Expected Inflation in Motion

November 11, 2008

In recent years, central bankers had preached the imperative of anchoring price expectations at a low level. Low inflation is not a sufficient achievement. Equally important, policymakers wish to solidify investor confidence that consistently low inflation will be preserved over the medium term, even if exogenous shocks occasionally bump actual inflation away from the preferred and oftentimes targeted path. 2008 has been a difficult year to implement this goal.

In a fundamental way, central bankers have failed their own test. As the Fed was slashing rates early this year, policymakers elsewhere were wringing their hands over unacceptable upside risks to inflation. As recently as July, the ECB raised its key rates by 25 basis points. Three months later, rates are tumbling downward, and there is talk of deflation, not necessarily from the central banking quarters but in the discourse of market chatter. Such a swing in the pendulum of price expectations suggests that central bankers and private analysts are truly unsure about the interplay of commodity costs, aggregate demand, capacity utilization, and the formation of price expectations. This wasn’t the first time since the outbreak of the Iraq War in which oil prices fell sharply in a compressed space of time. Prices had averaged $74.43 in July 2006 yet dipped under $50 six months later. Commodity price behavior is a fact of life. Seeds of the global recession, which has kicked the stuffing out of inflation, were sown fifteen months ago, and the catalyst for the recent panic, the failure of Lehman Brothers, stemmed from a decision by fiscal policymakers that monetary policymakers should have anticipated. Despite no crystal balls to see the exact evolution of the global economic downturn, the scenario that has unfolded was an identified possibility from a very early stage. It was common knowledge too that the worst historical contractions of economic activity were the ones caused by a functionality problem in the financial sector.

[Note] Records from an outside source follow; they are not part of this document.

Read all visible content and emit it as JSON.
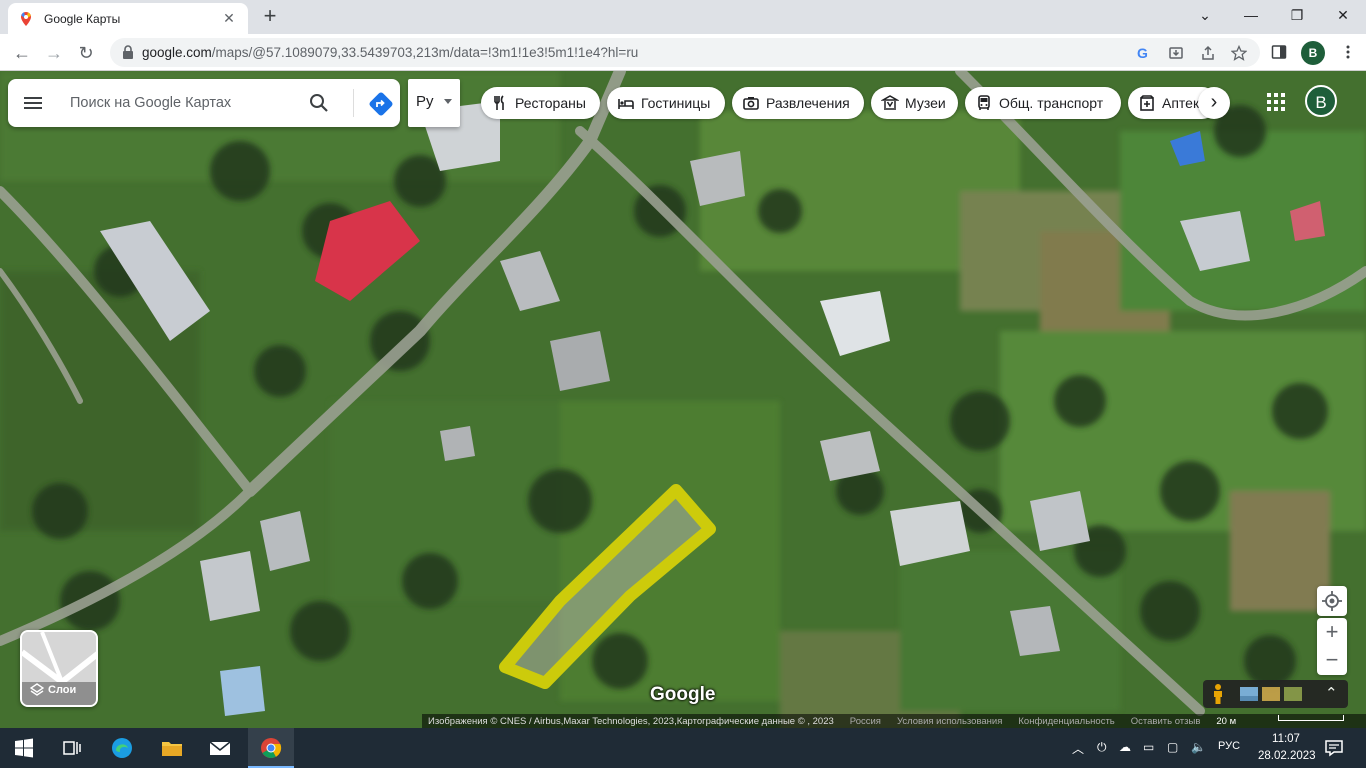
{
  "browser": {
    "tab_title": "Google Карты",
    "url_host": "google.com",
    "url_path": "/maps/@57.1089079,33.5439703,213m/data=!3m1!1e3!5m1!1e4?hl=ru",
    "profile_initial": "В"
  },
  "maps": {
    "search_placeholder": "Поиск на Google Картах",
    "language": "Ру",
    "chips": [
      "Рестораны",
      "Гостиницы",
      "Развлечения",
      "Музеи",
      "Общ. транспорт",
      "Аптеки"
    ],
    "avatar_initial": "В",
    "layers_label": "Слои",
    "google_logo": "Google",
    "attribution": "Изображения © CNES / Airbus,Maxar Technologies, 2023,Картографические данные © , 2023",
    "footer_links": [
      "Россия",
      "Условия использования",
      "Конфиденциальность",
      "Оставить отзыв"
    ],
    "scale": "20 м"
  },
  "taskbar": {
    "language": "РУС",
    "time": "11:07",
    "date": "28.02.2023"
  },
  "colors": {
    "highlight_outline": "#d4d00a",
    "avatar": "#1e5e3a",
    "directions": "#1a73e8"
  }
}
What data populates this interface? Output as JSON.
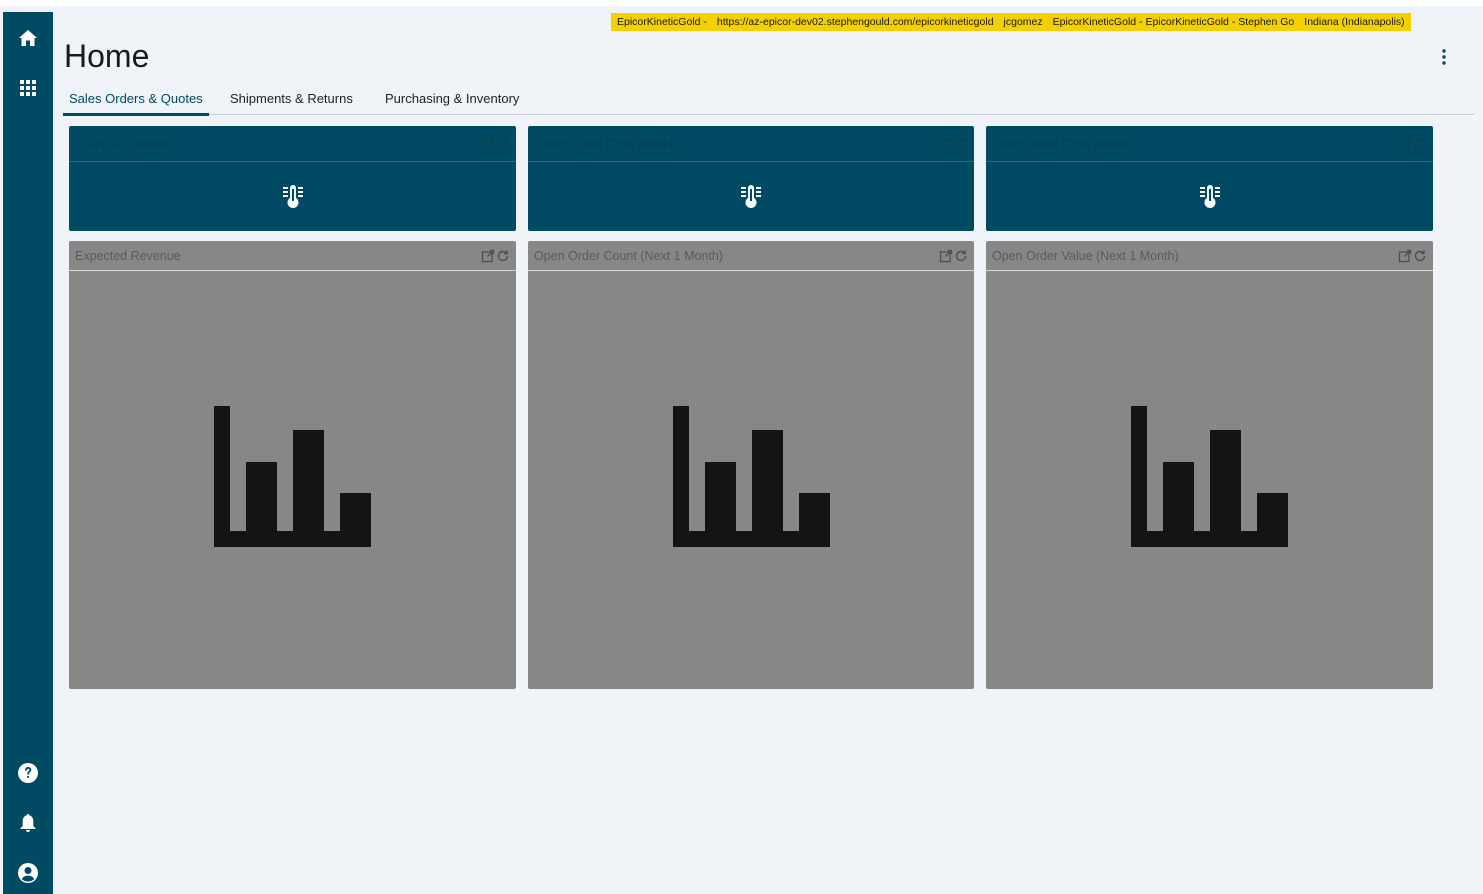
{
  "sidebar": {
    "top_items": [
      {
        "icon": "home-icon"
      },
      {
        "icon": "apps-grid-icon"
      }
    ],
    "bottom_items": [
      {
        "icon": "help-icon"
      },
      {
        "icon": "bell-icon"
      },
      {
        "icon": "account-icon"
      }
    ],
    "color": "#004b63"
  },
  "env_banner": {
    "app": "EpicorKineticGold -",
    "url": "https://az-epicor-dev02.stephengould.com/epicorkineticgold",
    "user": "jcgomez",
    "company": "EpicorKineticGold - EpicorKineticGold - Stephen Go",
    "site": "Indiana (Indianapolis)",
    "color": "#f5d000"
  },
  "header": {
    "title": "Home",
    "menu_icon": "more-vertical-icon"
  },
  "tabs": [
    {
      "label": "Sales Orders & Quotes",
      "active": true
    },
    {
      "label": "Shipments & Returns",
      "active": false
    },
    {
      "label": "Purchasing & Inventory",
      "active": false
    }
  ],
  "kpi_cards": [
    {
      "title": "Count Of Quotes",
      "icon": "thermometer-icon"
    },
    {
      "title": "Order Count (This Week)",
      "icon": "thermometer-icon"
    },
    {
      "title": "Order Value (This Week)",
      "icon": "thermometer-icon"
    }
  ],
  "chart_cards": [
    {
      "title": "Expected Revenue",
      "icon": "bar-chart-placeholder-icon"
    },
    {
      "title": "Open Order Count (Next 1 Month)",
      "icon": "bar-chart-placeholder-icon"
    },
    {
      "title": "Open Order Value (Next 1 Month)",
      "icon": "bar-chart-placeholder-icon"
    }
  ],
  "colors": {
    "primary": "#004b63",
    "chart_card_bg": "#878787",
    "page_bg": "#f0f3f7"
  }
}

Many central bankers no doubt still believe that inflation would have continued to accelerate upward had a vigilant stand against such forces not been taken and maintained until very late. I beg to differ. In an overly indebted world, the progressively administered climb in short-term interest rates made a great deleveraging a matter of when, not if, and once the process began in the second half of 2007, there was not going to be an easy way to stop the chain reaction. A comparison of projected CPI inflation in 2009 according to monthly surveys of forecasters by The Economist in August and November documents declines from 2.7% to 1.8% in the case of the United States and to 2.0% from 2.6% in Euroland, 0.7% from 1.0% in Japan, and 2.4% from 2.9% in Great Britain. ECB officials now concede that in some months next year, consumer prices could even be lower than their year-earlier levels. Meanwhile, emerging markets are also experiencing a big reversal in price pressures. For example, China reported today CPI inflation of 4.0% in the year to October, down from 7.1% in June and 8.7% last February, and deflation phobia is spreading there, too.